While critics have highlighted the second half of TWGMTR as being creatively superior to its first, that half of the record keeps things grounded as a Beach Boys album. Tonally, the opening tracks of TWGMTR come closest to the early to mid-’70s portion of the Beach Boys’ career. By that point, Brian Wilson had practically quit contributing music to the records, and the onus was put on the other band members to be creative. “It’s Time” and “Daybreak Over the Ocean,” contain their fair share of cliched phrasings and uninspired production, but are still better than average pop songs. Adding the stellar vocals on top just heightens the quality. Yes, Mike Love is 70 and singing about dancing the night away and going steady again, but he has always done that. That’s been a hallmark of the Beach Boys since the 60s, and should continue to be in any form.
The closing trio of “From There To Back Again,” “Pacific Coast Highway” and “Summer’s Gone” reach a level that this group has not achieved since Surf’s Up. That leftover from SMiLE assured it would be remembered, but these compositions from Brian Wilson had no such guarantee. Listen closely, and you will hear echoes of SMiLE and Pet Sounds. Maybe’s it the wear in Wilson’s voice, or maybe it’s his realization that are far fewer days ahead than there once were, but these songs mean something to the singer, and to anyone who has heard “Wouldn’t It Be Nice” and found something real in it.

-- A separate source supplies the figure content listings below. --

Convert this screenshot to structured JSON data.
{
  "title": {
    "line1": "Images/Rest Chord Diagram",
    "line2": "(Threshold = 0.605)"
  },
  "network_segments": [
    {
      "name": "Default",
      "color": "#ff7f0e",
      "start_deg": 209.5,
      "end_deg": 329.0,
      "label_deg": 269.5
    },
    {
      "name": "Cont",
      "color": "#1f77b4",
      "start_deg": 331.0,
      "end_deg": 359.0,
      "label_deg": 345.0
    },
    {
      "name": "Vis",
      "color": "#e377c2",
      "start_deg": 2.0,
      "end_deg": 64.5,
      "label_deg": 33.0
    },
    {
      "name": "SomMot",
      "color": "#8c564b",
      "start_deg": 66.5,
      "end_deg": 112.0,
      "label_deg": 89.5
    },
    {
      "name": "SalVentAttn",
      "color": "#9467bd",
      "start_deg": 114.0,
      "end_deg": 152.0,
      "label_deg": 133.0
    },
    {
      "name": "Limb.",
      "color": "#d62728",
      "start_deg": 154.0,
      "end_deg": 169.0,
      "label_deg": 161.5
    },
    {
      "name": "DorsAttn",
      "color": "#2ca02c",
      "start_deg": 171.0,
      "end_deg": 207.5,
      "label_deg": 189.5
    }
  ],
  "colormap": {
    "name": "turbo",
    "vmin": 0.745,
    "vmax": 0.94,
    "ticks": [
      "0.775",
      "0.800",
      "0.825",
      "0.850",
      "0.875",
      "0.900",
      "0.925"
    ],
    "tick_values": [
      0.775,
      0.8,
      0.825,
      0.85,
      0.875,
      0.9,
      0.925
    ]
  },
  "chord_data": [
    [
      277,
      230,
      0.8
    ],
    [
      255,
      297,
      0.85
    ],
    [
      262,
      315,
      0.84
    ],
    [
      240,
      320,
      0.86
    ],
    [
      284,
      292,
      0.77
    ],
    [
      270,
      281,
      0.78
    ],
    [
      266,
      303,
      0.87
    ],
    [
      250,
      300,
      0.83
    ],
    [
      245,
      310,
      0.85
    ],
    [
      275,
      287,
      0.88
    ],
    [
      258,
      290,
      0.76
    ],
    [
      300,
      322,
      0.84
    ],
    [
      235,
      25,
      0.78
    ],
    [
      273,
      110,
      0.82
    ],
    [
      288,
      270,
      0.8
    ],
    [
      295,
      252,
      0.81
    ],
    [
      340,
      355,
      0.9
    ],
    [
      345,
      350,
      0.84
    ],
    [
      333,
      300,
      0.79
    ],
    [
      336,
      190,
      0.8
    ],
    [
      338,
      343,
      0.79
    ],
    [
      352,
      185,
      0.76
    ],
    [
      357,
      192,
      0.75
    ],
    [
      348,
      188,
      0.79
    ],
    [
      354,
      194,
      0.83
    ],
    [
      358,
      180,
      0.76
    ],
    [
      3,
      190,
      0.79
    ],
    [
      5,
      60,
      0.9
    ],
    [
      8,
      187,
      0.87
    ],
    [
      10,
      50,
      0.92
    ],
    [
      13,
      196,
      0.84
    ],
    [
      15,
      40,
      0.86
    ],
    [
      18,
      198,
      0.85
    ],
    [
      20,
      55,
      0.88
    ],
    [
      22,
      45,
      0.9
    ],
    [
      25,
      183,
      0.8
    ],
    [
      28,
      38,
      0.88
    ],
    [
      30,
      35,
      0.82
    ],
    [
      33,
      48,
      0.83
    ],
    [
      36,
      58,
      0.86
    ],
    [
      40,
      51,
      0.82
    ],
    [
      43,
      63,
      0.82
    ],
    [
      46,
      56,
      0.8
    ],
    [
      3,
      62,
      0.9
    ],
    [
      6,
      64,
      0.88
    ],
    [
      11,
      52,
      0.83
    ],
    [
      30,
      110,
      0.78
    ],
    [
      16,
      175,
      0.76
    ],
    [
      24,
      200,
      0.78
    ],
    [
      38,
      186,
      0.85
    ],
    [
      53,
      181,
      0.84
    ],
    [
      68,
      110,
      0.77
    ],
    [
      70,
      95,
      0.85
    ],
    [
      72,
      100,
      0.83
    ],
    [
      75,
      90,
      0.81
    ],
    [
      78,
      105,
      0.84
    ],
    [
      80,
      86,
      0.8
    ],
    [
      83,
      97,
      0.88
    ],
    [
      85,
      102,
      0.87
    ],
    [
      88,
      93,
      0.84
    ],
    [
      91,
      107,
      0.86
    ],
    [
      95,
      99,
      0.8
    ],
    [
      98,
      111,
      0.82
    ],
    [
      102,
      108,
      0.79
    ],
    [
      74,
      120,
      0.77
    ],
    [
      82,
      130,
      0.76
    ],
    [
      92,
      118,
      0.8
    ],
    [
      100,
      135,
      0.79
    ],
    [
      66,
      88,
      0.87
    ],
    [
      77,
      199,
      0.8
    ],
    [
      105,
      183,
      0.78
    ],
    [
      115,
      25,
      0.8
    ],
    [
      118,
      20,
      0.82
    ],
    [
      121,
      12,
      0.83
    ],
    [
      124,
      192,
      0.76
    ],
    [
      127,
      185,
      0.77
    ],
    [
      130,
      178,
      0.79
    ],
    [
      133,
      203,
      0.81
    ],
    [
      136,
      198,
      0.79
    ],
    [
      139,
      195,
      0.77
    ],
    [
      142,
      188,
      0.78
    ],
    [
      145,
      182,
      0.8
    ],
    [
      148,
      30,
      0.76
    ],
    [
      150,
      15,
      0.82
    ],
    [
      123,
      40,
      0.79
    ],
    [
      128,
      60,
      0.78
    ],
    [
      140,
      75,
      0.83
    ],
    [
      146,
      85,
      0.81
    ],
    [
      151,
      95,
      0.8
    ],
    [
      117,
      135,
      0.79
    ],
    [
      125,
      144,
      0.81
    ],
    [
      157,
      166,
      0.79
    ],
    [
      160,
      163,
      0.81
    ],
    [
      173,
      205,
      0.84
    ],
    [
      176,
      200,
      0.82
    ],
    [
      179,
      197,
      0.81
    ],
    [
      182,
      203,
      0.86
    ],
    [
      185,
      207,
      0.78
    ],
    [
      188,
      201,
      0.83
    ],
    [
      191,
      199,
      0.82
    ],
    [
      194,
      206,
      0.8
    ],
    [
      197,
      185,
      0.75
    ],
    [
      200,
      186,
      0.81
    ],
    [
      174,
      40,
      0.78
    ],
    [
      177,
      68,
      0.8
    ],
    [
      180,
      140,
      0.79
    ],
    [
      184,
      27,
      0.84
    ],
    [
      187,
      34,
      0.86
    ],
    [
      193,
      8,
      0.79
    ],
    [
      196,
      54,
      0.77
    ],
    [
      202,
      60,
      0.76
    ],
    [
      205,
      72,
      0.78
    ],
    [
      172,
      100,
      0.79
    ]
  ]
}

“Summer’s gone, it’s finally sinking in.” Of all the words that come out of That’s Why God Made The Radio, these may be the most meaningful. Fifty years have passed for the boys that loved to sing about cars, women and surfing. It has not been an easy half-century; with turmoil and death rearing their head far too often for a group that delivered some of the greatest pop music we will ever see. And with these last words, one wonders whether or not the message they portend is indeed the truth. If that turns out to be the case, one thing is very clear: it was a great summer.